Miroir, mon beau miroir…

 

             Quoi de plus familier et de plus poétiquement rassurant que le reflet dans le miroir ? Pourtant il suffit d'un léger doute, d'une incertitude passagère où l'on ne se sent pas si solide que cela pour avoir besoin de se réconforter. Il suffit alors de se planter devant pour y retrouver l'image rassurante  de soi-même. Rassurante ? Ah, bien sûr pas toujours… Mais à part les lendemains de fêtes arrosées et les convalescences après quelque épisode nauséeux, grippe ou gastro de saison, l'effet est plutôt salutaire.

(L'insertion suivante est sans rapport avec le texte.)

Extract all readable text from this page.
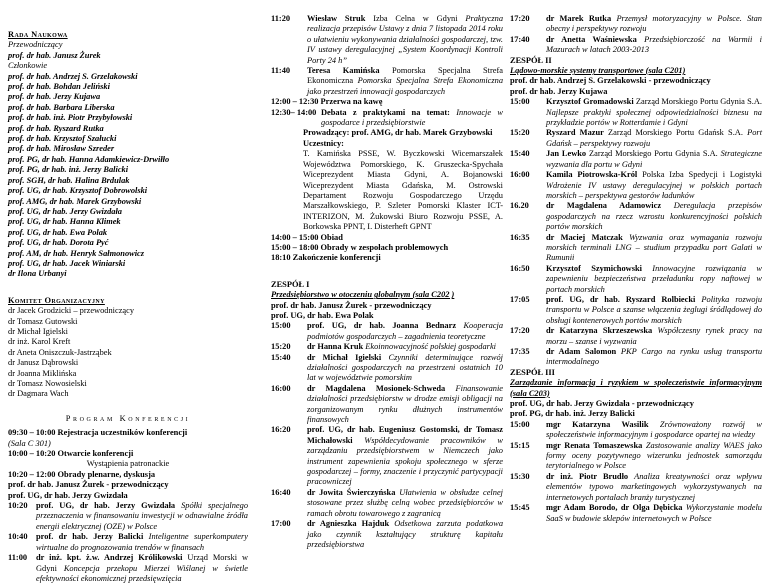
Rada Naukowa

Przewodniczący

prof. dr hab. Janusz Żurek

Członkowie

prof. dr hab. Andrzej S. Grzelakowski

prof. dr hab. Bohdan Jeliński

prof. dr hab. Jerzy Kujawa

prof. dr hab. Barbara Liberska

prof. dr hab. inż. Piotr Przybyłowski

prof. dr hab. Ryszard Rutka

prof. dr hab. Krzysztof Szałucki

prof. dr hab. Mirosław Szreder

prof. PG, dr hab. Hanna Adamkiewicz-Drwiłło

prof. PG, dr hab. inż. Jerzy Balicki

prof. SGH, dr hab. Halina Brdulak

prof. UG, dr hab. Krzysztof Dobrowolski

prof. AMG, dr hab. Marek Grzybowski

prof. UG, dr hab. Jerzy Gwizdała

prof. UG, dr hab. Hanna Klimek

prof. UG, dr hab. Ewa Polak

prof. UG, dr hab. Dorota Pyć

prof. AM, dr hab. Henryk Sałmonowicz

prof. UG, dr hab. Jacek Winiarski

dr Ilona Urbanyi

Komitet Organizacyjny

dr Jacek Grodzicki – przewodniczący

dr Tomasz Gutowski

dr Michał Igielski

dr inż. Karol Kreft

dr Aneta Oniszczuk-Jastrząbek

dr Janusz Dąbrowski

dr Joanna Miklińska

dr Tomasz Nowosielski

dr Dagmara Wach

Program Konferencji

09:30 – 10:00 Rejestracja uczestników konferencji

(Sala C 301)

10:00 – 10:20 Otwarcie konferencji

Wystąpienia patronackie

10:20 – 12:00 Obrady plenarne, dyskusja

prof. dr hab. Janusz Żurek - przewodniczący

prof. UG, dr hab. Jerzy Gwizdała

10:20	prof. UG, dr hab. Jerzy Gwizdała Spółki specjalnego przeznaczenia w finansowaniu inwestycji w odnawialne źródła energii elektrycznej (OZE) w Polsce
10:40	prof. dr hab. Jerzy Balicki Inteligentne superkomputery wirtualne do prognozowania trendów w finansach
11:00	dr inż. kpt. ż.w. Andrzej Królikowski Urząd Morski w Gdyni Koncepcja przekopu Mierzei Wiślanej w świetle efektywności ekonomicznej przedsięwzięcia
11:20	Wiesław Struk Izba Celna w Gdyni Praktyczna realizacja przepisów Ustawy z dnia 7 listopada 2014 roku o ułatwieniu wykonywania działalności gospodarczej, tzw. IV ustawy deregulacyjnej „System Koordynacji Kontroli Porty 24 h”
11:40	Teresa Kamińska Pomorska Specjalna Strefa Ekonomiczna Pomorska Specjalna Strefa Ekonomiczna jako przestrzeń innowacji gospodarczych

12:00 – 12:30 Przerwa na kawę

12:30– 14:00 Debata z praktykami na temat: Innowacje w gospodarce i przedsiębiorstwie

Prowadzący: prof. AMG, dr hab. Marek Grzybowski

Uczestnicy:

T. Kamińska PSSE, W. Byczkowski Wicemarszałek Województwa Pomorskiego, K. Gruszecka-Spychała Wiceprezydent Miasta Gdyni, A. Bojanowski Wiceprezydent Miasta Gdańska, M. Ostrowski Departament Rozwoju Gospodarczego Urzędu Marszałkowskiego, P. Szleter Pomorski Klaster ICT-INTERIZON, M. Żukowski Biuro Rozwoju PSSE, A. Borkowska PPNT, I. Disterheft GPNT

14:00 – 15:00 Obiad

15:00 – 18:00 Obrady w zespołach problemowych

18:10 Zakończenie konferencji

ZESPÓŁ I

Przedsiębiorstwo w otoczeniu globalnym (sala C202 )

prof. dr hab. Janusz Żurek - przewodniczący

prof. UG, dr hab. Ewa Polak

15:00	prof. UG, dr hab. Joanna Bednarz Kooperacja podmiotów gospodarczych – zagadnienia teoretyczne
15:20	dr Hanna Kruk Ekoinnowacyjność polskiej gospodarki
15:40	dr Michał Igielski Czynniki determinujące rozwój działalności gospodarczych na przestrzeni ostatnich 10 lat w województwie pomorskim
16:00	dr Magdalena Mosionek-Schweda Finansowanie działalności przedsiębiorstw w drodze emisji obligacji na zorganizowanym rynku dłużnych instrumentów finansowych
16:20	prof. UG, dr hab. Eugeniusz Gostomski, dr Tomasz Michałowski Współdecydowanie pracowników w zarządzaniu przedsiębiorstwem w Niemczech jako instrument zapewnienia spokoju społecznego w sferze gospodarczej – formy, znaczenie i przyczynić partycypacji pracowniczej
16:40	dr Jowita Świerczyńska Ułatwienia w obsłudze celnej stosowane przez służbę celną wobec przedsiębiorców w ramach obrotu towarowego z zagranicą
17:00	dr Agnieszka Hajduk Odsetkowa zarzuta podatkowa jako czynnik kształtujący strukturę kapitału przedsiębiorstwa
17:20	dr Marek Rutka Przemysł motoryzacyjny w Polsce. Stan obecny i perspektywy rozwoju
17:40	dr Anetta Waśniewska Przedsiębiorczość na Warmii i Mazurach w latach 2003-2013

ZESPÓŁ II

Lądowo-morskie systemy transportowe (sala C201)

prof. dr hab. Andrzej S. Grzelakowski - przewodniczący

prof. dr hab. Jerzy Kujawa

15:00	Krzysztof Gromadowski Zarząd Morskiego Portu Gdynia S.A. Najlepsze praktyki społecznej odpowiedzialności biznesu na przykładzie portów w Rotterdamie i Gdyni
15:20	Ryszard Mazur Zarząd Morskiego Portu Gdańsk S.A. Port Gdańsk – perspektywy rozwoju
15:40	Jan Lewko Zarząd Morskiego Portu Gdynia S.A. Strategiczne wyzwania dla portu w Gdyni
16:00	Kamila Piotrowska-Król Polska Izba Spedycji i Logistyki Wdrożenie IV ustawy deregulacyjnej w polskich portach morskich – perspektywa gestorów ładunków
16.20	dr Magdalena Adamowicz Deregulacja przepisów gospodarczych na rzecz wzrostu konkurencyjności polskich portów morskich
16:35	dr Maciej Matczak Wyzwania oraz wymagania rozwoju morskich terminali LNG – studium przypadku port Galati w Rumunii
16:50	Krzysztof Szymichowski Innowacyjne rozwiązania w zapewnieniu bezpieczeństwa przeładunku ropy naftowej w portach morskich
17:05	prof. UG, dr hab. Ryszard Rolbiecki Polityka rozwoju transportu w Polsce a szanse włączenia żeglugi śródlądowej do obsługi kontenerowych portów morskich
17:20	dr Katarzyna Skrzeszewska Współczesny rynek pracy na morzu – szanse i wyzwania
17:35	dr Adam Salomon PKP Cargo na rynku usług transportu intermodalnego

ZESPÓŁ III

Zarządzanie informacją i ryzykiem w społeczeństwie informacyjnym (sala C203)

prof. UG, dr hab. Jerzy Gwizdała - przewodniczący

prof. PG, dr hab. inż. Jerzy Balicki

15:00	mgr Katarzyna Wasilik Zrównoważony rozwój w społeczeństwie informacyjnym i gospodarce opartej na wiedzy
15:15	mgr Renata Tomaszewska Zastosowanie analizy WAES jako formy oceny pozytywnego wizerunku jednostek samorządu terytorialnego w Polsce
15:30	dr inż. Piotr Brudło Analiza kreatywności oraz wpływu elementów typowo marketingowych wykorzystywanych na internetowych portalach branży turystycznej
15:45	mgr Adam Borodo, dr Olga Dębicka Wykorzystanie modelu SaaS w budowie sklepów internetowych w Polsce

             Pourtant ce n'est pas si simple. D'abord parce que le reflet qui nous paraît unique et indiscutable n'en est qu'un parmi une multitude de possibilités virtuelles. C'est inquiétant et remet en cause toutes nos perceptions visuelles. Car le reflet n'existe que parce que quelqu'un est en train de regarder le miroir d'un point particulier et de se fabriquer une image mentale pour lui évidente et objective. Sinon les milliards de photons qui, à chaque instant  rebondissent sur la surface du miroir iraient se perdre Dieu sait où, se répercutant sur tout ce qui le permet a moins d'être transformés en chaleur par une matière absorbante et non réfléchissante.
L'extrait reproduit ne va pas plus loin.